Ratchette is out to get me, she thought. Pat is on his way to a capture and I want to make sure I don’t go down with him.
Well, she had a few cards up her sleeve yet. So they had both better watch out. Kate Burrows was angry and the sooner Kelly and Ratchette realised that, the better.
David Mentorn was a happy child. It was in his nature.

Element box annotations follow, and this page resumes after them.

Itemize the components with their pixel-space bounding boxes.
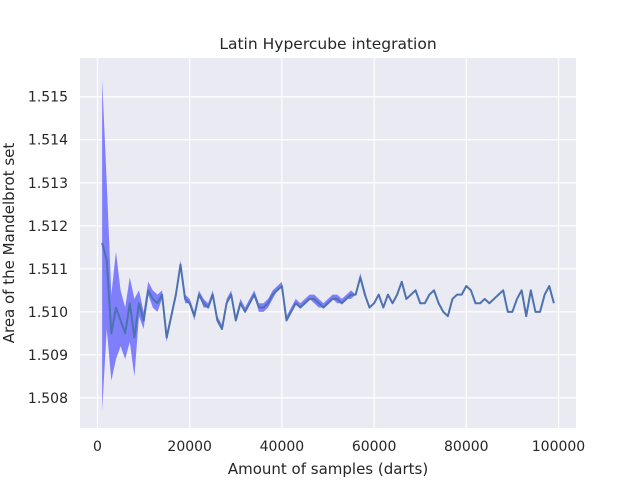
x-axis-label: Amount of samples (darts) [228, 460, 428, 478]
series-line [101, 242, 555, 339]
x-tick-label: 20000 [167, 439, 212, 455]
chart-title: Latin Hypercube integration [219, 35, 436, 53]
x-tick-label: 80000 [444, 439, 489, 455]
tick-labels: 0 20000 40000 60000 80000 100000 1.508 1.509 1.5… [28, 90, 585, 455]
y-tick-label: 1.509 [28, 348, 68, 364]
y-axis-label: Area of the Mandelbrot set [0, 143, 18, 344]
y-tick-label: 1.514 [28, 133, 68, 149]
y-tick-label: 1.510 [28, 305, 68, 321]
plot-area [80, 58, 576, 428]
grid-lines [80, 58, 576, 428]
x-tick-label: 0 [93, 439, 102, 455]
y-tick-label: 1.515 [28, 90, 68, 106]
series-line-layer [101, 242, 555, 339]
x-tick-label: 100000 [532, 439, 585, 455]
x-tick-label: 60000 [352, 439, 397, 455]
y-tick-label: 1.513 [28, 176, 68, 192]
y-tick-label: 1.511 [28, 262, 68, 278]
x-tick-label: 40000 [260, 439, 305, 455]
y-tick-label: 1.512 [28, 219, 68, 235]
y-tick-label: 1.508 [28, 391, 68, 407]
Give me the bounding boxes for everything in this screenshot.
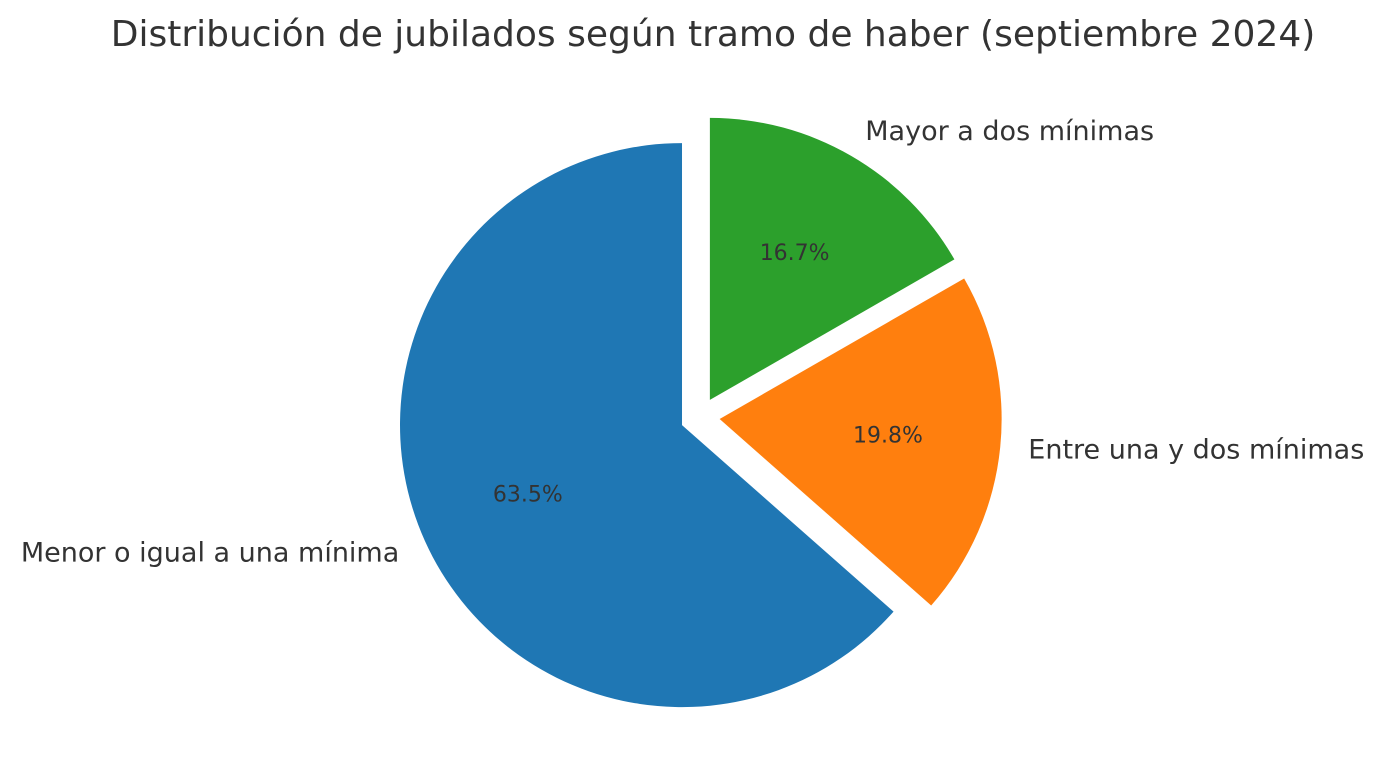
slice-percent-label: 63.5% (493, 482, 563, 507)
pie-slice (709, 117, 955, 400)
slice-category-label: Mayor a dos mínimas (865, 116, 1154, 147)
pie-slice (400, 143, 894, 708)
slice-percent-label: 19.8% (853, 423, 923, 448)
slice-percent-label: 16.7% (760, 241, 830, 266)
pie-labels: 63.5% Menor o igual a una mínima 19.8% Entr… (21, 116, 1364, 568)
slice-category-label: Entre una y dos mínimas (1028, 435, 1364, 466)
chart-title: Distribución de jubilados según tramo de… (111, 14, 1316, 55)
pie-slice (719, 278, 1002, 606)
pie-slices (400, 117, 1002, 708)
slice-category-label: Menor o igual a una mínima (21, 537, 399, 568)
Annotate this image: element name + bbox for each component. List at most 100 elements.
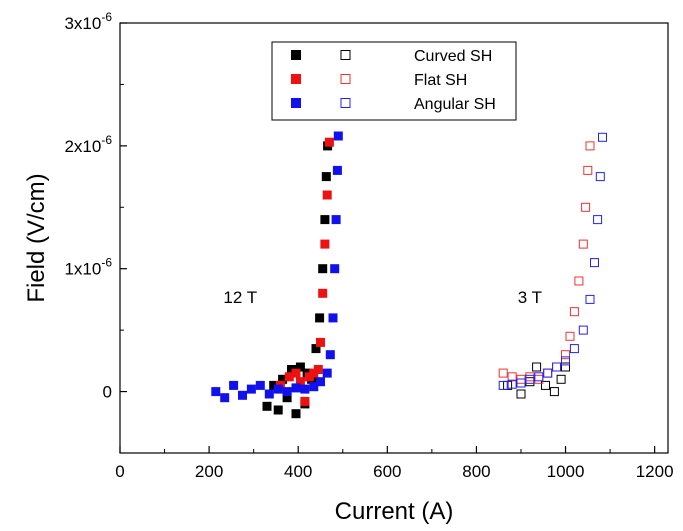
data-point <box>238 390 247 400</box>
data-point <box>578 239 588 249</box>
data-point <box>581 202 591 212</box>
x-tick-label: 1000 <box>547 462 585 481</box>
data-point <box>561 350 570 360</box>
data-point <box>598 132 607 142</box>
legend-marker-filled <box>291 74 301 84</box>
legend-label: Curved SH <box>414 48 492 65</box>
x-tick-label: 0 <box>115 462 124 481</box>
data-point <box>574 276 584 286</box>
data-point <box>331 215 341 225</box>
data-point <box>585 141 595 151</box>
series-angular-sh-12T <box>211 131 343 403</box>
data-point <box>516 389 526 399</box>
data-point <box>595 172 605 182</box>
data-point <box>330 264 340 274</box>
data-point <box>525 377 535 387</box>
legend-marker-open <box>340 74 351 84</box>
y-tick-label: 2x10-6 <box>64 133 112 156</box>
data-point <box>532 362 542 372</box>
data-point <box>320 239 330 249</box>
series-angular-sh-3T <box>498 132 607 390</box>
data-point <box>211 387 221 397</box>
data-point <box>541 380 550 390</box>
y-tick-base: 0 <box>103 383 112 402</box>
data-point <box>543 368 553 378</box>
y-tick-base: 2x10 <box>64 137 101 156</box>
data-point <box>321 172 331 182</box>
data-point <box>313 365 323 374</box>
data-point <box>282 393 292 403</box>
data-point <box>229 380 239 390</box>
data-point <box>316 377 325 387</box>
data-point <box>318 288 328 298</box>
y-tick-base: 1x10 <box>64 260 101 279</box>
y-tick-exponent: -6 <box>101 10 112 24</box>
data-point <box>552 362 562 372</box>
data-point <box>300 396 310 406</box>
data-point <box>543 368 553 378</box>
data-point <box>309 382 319 392</box>
data-point <box>295 377 305 387</box>
annotation-label: 12 T <box>223 288 257 307</box>
x-tick-label: 200 <box>195 462 223 481</box>
data-point <box>583 165 593 175</box>
data-point <box>246 384 256 394</box>
data-point <box>273 384 283 394</box>
data-point <box>585 294 595 304</box>
data-point <box>316 337 325 347</box>
data-point <box>325 350 335 360</box>
data-point <box>262 401 272 411</box>
legend-marker-filled <box>291 50 301 60</box>
data-point <box>593 215 603 225</box>
data-point <box>300 384 310 394</box>
series-flat-sh-3T <box>498 141 595 384</box>
y-tick-label: 3x10-6 <box>64 10 112 33</box>
x-tick-label: 1200 <box>636 462 674 481</box>
data-point <box>525 374 535 384</box>
data-point <box>552 362 562 372</box>
data-point <box>324 137 334 147</box>
legend-label: Flat SH <box>414 72 467 89</box>
data-point <box>556 374 566 384</box>
data-point <box>525 372 535 382</box>
x-tick-label: 800 <box>462 462 490 481</box>
data-point <box>220 393 230 403</box>
data-point <box>291 368 301 378</box>
legend-marker-open <box>340 50 351 60</box>
data-point <box>278 374 288 384</box>
legend-label: Angular SH <box>414 96 496 113</box>
plot-frame <box>119 22 669 454</box>
data-point <box>507 379 517 389</box>
data-point <box>590 258 599 268</box>
data-point <box>561 356 570 366</box>
data-point <box>549 387 559 397</box>
data-point <box>569 307 579 317</box>
data-point <box>569 344 579 354</box>
y-tick-exponent: -6 <box>101 133 112 147</box>
data-point <box>322 368 332 378</box>
data-point <box>565 331 575 341</box>
y-tick-exponent: -6 <box>101 256 112 270</box>
legend-marker-open <box>340 98 351 108</box>
data-point <box>291 383 301 393</box>
data-point <box>534 372 544 382</box>
data-point <box>507 372 517 382</box>
x-tick-label: 600 <box>373 462 401 481</box>
data-point <box>273 405 283 415</box>
data-point <box>315 313 325 323</box>
data-point <box>311 344 321 354</box>
series-curved-sh-3T <box>503 362 570 399</box>
data-point <box>333 131 343 141</box>
x-axis-label: Current (A) <box>335 498 454 525</box>
y-tick-label: 1x10-6 <box>64 256 112 279</box>
data-point <box>318 264 328 274</box>
annotations: 12 T 3 T <box>223 288 542 307</box>
legend-box <box>271 41 517 121</box>
data-point <box>516 378 526 388</box>
data-point <box>332 165 342 175</box>
data-point <box>498 380 508 390</box>
data-point <box>561 362 570 372</box>
y-axis-label: Field (V/cm) <box>23 173 50 302</box>
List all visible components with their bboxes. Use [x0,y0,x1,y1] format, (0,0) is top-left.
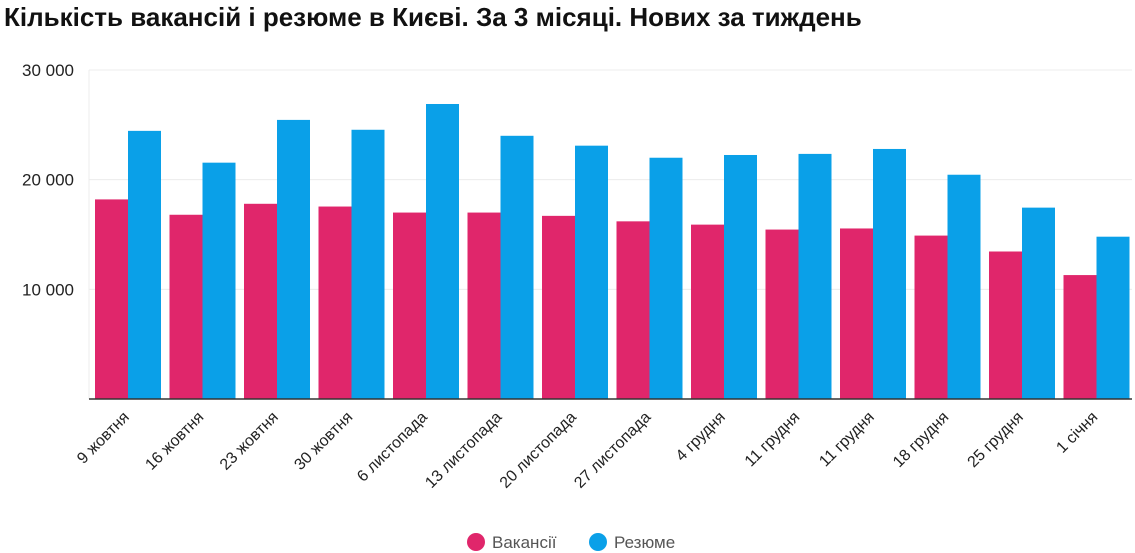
y-tick-label: 30 000 [22,61,74,80]
bar-vacancies [1063,275,1097,399]
bar-vacancies [840,228,873,399]
bar-vacancies [989,251,1022,399]
x-tick-label: 1 січня [1053,409,1101,457]
legend-label: Резюме [614,533,675,552]
x-tick-label: 23 жовтня [217,409,282,474]
x-tick-label: 16 жовтня [142,409,207,474]
y-tick-label: 20 000 [22,171,74,190]
x-tick-label: 27 листопада [571,409,654,492]
x-tick-label: 4 грудня [673,409,729,465]
legend-label: Вакансії [492,533,557,552]
x-tick-label: 6 листопада [354,409,431,486]
x-tick-label: 20 листопада [497,409,580,492]
bar-resumes [649,157,683,399]
bar-resumes [1022,207,1055,399]
bar-vacancies [318,206,352,399]
bar-resumes [277,119,310,400]
x-tick-label: 13 листопада [422,409,505,492]
bar-resumes [351,129,385,400]
legend-marker [589,533,607,551]
bar-resumes [1096,236,1130,399]
bar-vacancies [542,215,575,399]
x-tick-label: 11 грудня [742,409,803,470]
bar-resumes [500,135,534,400]
legend-marker [467,533,485,551]
x-tick-label: 18 грудня [890,409,952,471]
bar-vacancies [244,203,277,399]
bar-resumes [724,154,757,399]
bar-vacancies [616,221,650,399]
bar-resumes [575,145,608,399]
y-tick-label: 10 000 [22,280,74,299]
bar-vacancies [914,235,948,399]
chart-title: Кількість вакансій і резюме в Києві. За … [4,2,862,32]
bar-vacancies [467,212,501,399]
bar-vacancies [169,214,203,399]
bar-vacancies [765,229,799,399]
bar-resumes [798,153,832,399]
x-tick-label: 25 грудня [965,409,1027,471]
bar-resumes [128,130,161,400]
x-tick-label: 9 жовтня [74,409,133,468]
bar-vacancies [393,212,426,399]
bar-resumes [947,174,981,399]
x-tick-label: 11 грудня [816,409,877,470]
bar-vacancies [95,199,128,399]
bar-resumes [426,103,459,399]
bar-resumes [202,162,236,399]
bar-vacancies [691,224,724,399]
bar-resumes [873,148,906,399]
x-tick-label: 30 жовтня [291,409,356,474]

As he staggered across the parkland in his heavily soiled shoes, he was laughing. Jonathan Light, his friend and co-conspirator, was also giggling. Both blond, blue-eyed and of stocky build, the two boys could have been brothers. Today they were playing truant from school. At twelve, they thought they knew more than their parents and teachers and they hopped off now and again for an adventure.
David’s mother was a lone parent, his father having disappeared a few years earlier. She worked in London and commuted there daily. Jonathan’s mother, on the other hand, didn’t work and was known to be here, there and everywhere all day. No one seemed to care what the boys got up to.
As they approached the fence leading to the gravel pits they were still laughing. They knew they could make as much noise as they liked. The mud on their boots was heavy, and when Jonathan started walking like Frankenstein’s monster, David rolled to the ground doubled up with mirth. It was an action he soon regretted.